The 1950 India-Nepal Treaty of Peace and Friendship also allows the free movement of people via the 1,770 km border between Nepal and India, giving the right to nationals of both countries to engage in trade, establish a business, and become a resident in either state. As a result of the lack of controls and border checks, transnational human trafficking has become an activity hard to mitigate and cheap to sustain. Only in 2015, over 400 girls who crossed the Nepalese-India border were reported missing, while it is estimated that over 10,000 girls are trafficked across the border each year.
Despite the abolishment of the caste system in Nepal 1963, the discrimination and the cultural inklings that are rooted in this hierarchy still burden Nepalese ethnic groups. The Badi people, for instance, have been regarded as the lowest rank of the “untouchables”, with prostitution being one of the most common occupations for the women of the group, harbouring sex traffickers. To convey the extent of how prostitution has been entrenched as a traditional female occupation, I will simply add this quote from an LA Times article on the Badi people: “Many Badi families welcome newborn girls for their earning potential, and some fathers even quit their menial jobs to live off their daughters once they’re old enough to enter the ‘family business.’”
Friends & profiteers - The Mammons
The networks of traffickers in Nepalese localities is labyrinthine, extending from the friends and relatives of the victims, to politicians, recruitment agencies and public authorities. VICE’s “Inside the Nepalese Human Trafficking Industry” documentary gives voice to women who were raped and abducted to be trafficked, either as a result of accepting food from their friends who were told to give it to the victim by traffickers for 50 dollars, or because they were simply roaming in the woods.
With the social status of women limiting them from education and work opportunities, families often view their girls as a financial burden, a dowry that has too be maintained until it is married off. Accompanied with the pressure of debt bondage, families will trust “job recruiters” that will ship the women off to earn wages, hoping to be rewarded by remittances.
Many of the victims will be murdered, attempt suicide, kill themselves, and if they show an ounce of resistance will be starved or beaten to death. Some of the children and girls who will be visited by clients up to 40 times a day will slowly die from HIV/AIDS, syphilis or hepatitis B. The immunocompromised will be also more likely to suffer from turberculosis. At the same time, in places like Kavre, which is known as the “kidney valley”, villagers are constantly tricked into selling one of their kidney’s, being promised huge sums of money, believing that their organs will re-grow.
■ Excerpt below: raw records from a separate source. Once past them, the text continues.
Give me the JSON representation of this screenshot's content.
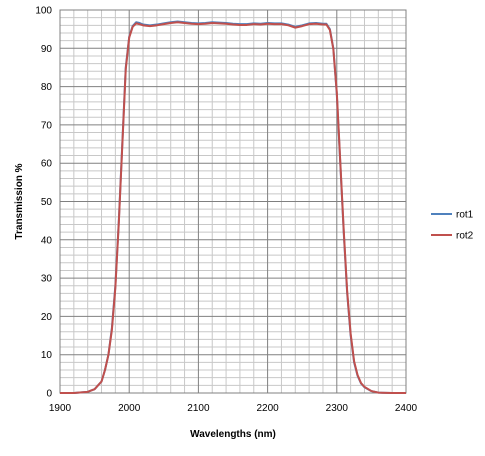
{
  "chart_data": {
    "type": "line",
    "title": "",
    "xlabel": "Wavelengths (nm)",
    "ylabel": "Transmission %",
    "xlim": [
      1900,
      2400
    ],
    "ylim": [
      0,
      100
    ],
    "x_ticks": [
      1900,
      2000,
      2100,
      2200,
      2300,
      2400
    ],
    "y_ticks": [
      0,
      10,
      20,
      30,
      40,
      50,
      60,
      70,
      80,
      90,
      100
    ],
    "x_minor_step": 20,
    "y_minor_step": 2,
    "grid": true,
    "legend_position": "right",
    "series": [
      {
        "name": "rot1",
        "color": "#4f81bd",
        "x": [
          1900,
          1920,
          1940,
          1950,
          1960,
          1965,
          1970,
          1975,
          1980,
          1985,
          1990,
          1995,
          2000,
          2005,
          2010,
          2015,
          2020,
          2030,
          2040,
          2050,
          2060,
          2070,
          2080,
          2090,
          2100,
          2110,
          2120,
          2130,
          2140,
          2150,
          2160,
          2170,
          2180,
          2190,
          2200,
          2210,
          2220,
          2230,
          2240,
          2250,
          2260,
          2270,
          2280,
          2285,
          2290,
          2295,
          2300,
          2305,
          2310,
          2315,
          2320,
          2325,
          2330,
          2335,
          2340,
          2350,
          2360,
          2380,
          2400
        ],
        "y": [
          0,
          0,
          0.3,
          1,
          3,
          6,
          10,
          17,
          28,
          45,
          65,
          85,
          93,
          95.8,
          96.8,
          96.6,
          96.2,
          96.0,
          96.2,
          96.5,
          96.8,
          97.0,
          96.8,
          96.6,
          96.5,
          96.6,
          96.8,
          96.7,
          96.6,
          96.4,
          96.3,
          96.3,
          96.5,
          96.4,
          96.6,
          96.5,
          96.5,
          96.2,
          95.6,
          96.0,
          96.5,
          96.6,
          96.4,
          96.4,
          95.0,
          90.0,
          78.0,
          60.0,
          42.0,
          26.0,
          15.0,
          8.0,
          4.5,
          2.5,
          1.5,
          0.5,
          0.1,
          0,
          0
        ]
      },
      {
        "name": "rot2",
        "color": "#c0504d",
        "x": [
          1900,
          1920,
          1940,
          1950,
          1960,
          1965,
          1970,
          1975,
          1980,
          1985,
          1990,
          1995,
          2000,
          2005,
          2010,
          2015,
          2020,
          2030,
          2040,
          2050,
          2060,
          2070,
          2080,
          2090,
          2100,
          2110,
          2120,
          2130,
          2140,
          2150,
          2160,
          2170,
          2180,
          2190,
          2200,
          2210,
          2220,
          2230,
          2240,
          2250,
          2260,
          2270,
          2280,
          2285,
          2290,
          2295,
          2300,
          2305,
          2310,
          2315,
          2320,
          2325,
          2330,
          2335,
          2340,
          2350,
          2360,
          2380,
          2400
        ],
        "y": [
          0,
          0,
          0.3,
          1,
          3,
          6,
          10,
          16.5,
          27.5,
          44.5,
          64.5,
          84.5,
          92.8,
          95.6,
          96.5,
          96.3,
          96.0,
          95.8,
          96.0,
          96.3,
          96.6,
          96.8,
          96.6,
          96.4,
          96.3,
          96.4,
          96.6,
          96.5,
          96.4,
          96.2,
          96.1,
          96.1,
          96.3,
          96.2,
          96.4,
          96.3,
          96.3,
          96.0,
          95.4,
          95.8,
          96.3,
          96.4,
          96.2,
          96.2,
          94.8,
          89.8,
          78.5,
          60.5,
          42.5,
          26.5,
          15.5,
          8.3,
          4.7,
          2.6,
          1.6,
          0.5,
          0.1,
          0,
          0
        ]
      }
    ]
  }
}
Survivors will often be confronted with depression, anxiety, post-traumatic stress disorder due to prolonged abuse, and self-harm tendencies. Women who have escaped have reported also facing social stigma in their efforts to re-integrate into the community, often regarded as “unclean” and “corrupting”.
In the end, many women will resort to marriage to receive social approval or re-enter the sex industry, due to scarce employment and lack of retraining facilities.. Referring back to the LA Times article: “Bina Badi, whose name is tattooed on her left fist, grew up in a dirt-poor family in which all four daughters became prostitutes. At one point, each of them married and seemed to free themselves. But they soon divorced and drifted back into prostitution.” Individuals who have been born out of wedlock will also encounter multiple difficulties in receiving a national ID to make avail of government support programs and receive access to any kind of education, pushed into a life of underemployment.
Droplets of hope
The US 2020 Trafficking in Persons Report has placed Nepal in Tier 2 countries, with the government making increasing efforts to combat human trafficking, without, however, meeting certain standards. For example, three domestic laws are in place criminalizing human trafficking, with The Office of the National Rapporteur on Trafficking in Women and Children (ONRT) also created to track human trafficking activity.
Nevertheless, continuous corruption, especially within police forces, distrust in public authorities and the cultural norms that place the stigma too often on the victim, have formed a system of inefficiency regarding the allocation of government stipends, of re-enforced exploitation and endorsement of further clandestine activity.
Before you go…
Educating ourselves and raising awareness on the world of human trafficking has been and remains essential, given that this nightmare is the reality of millions of women, men and children around the world. In our globalised village, never forget that we are all connected, even if many are restrained by voiceless cries for help. It is often within our hands to give strength to that voice, fight and protect it.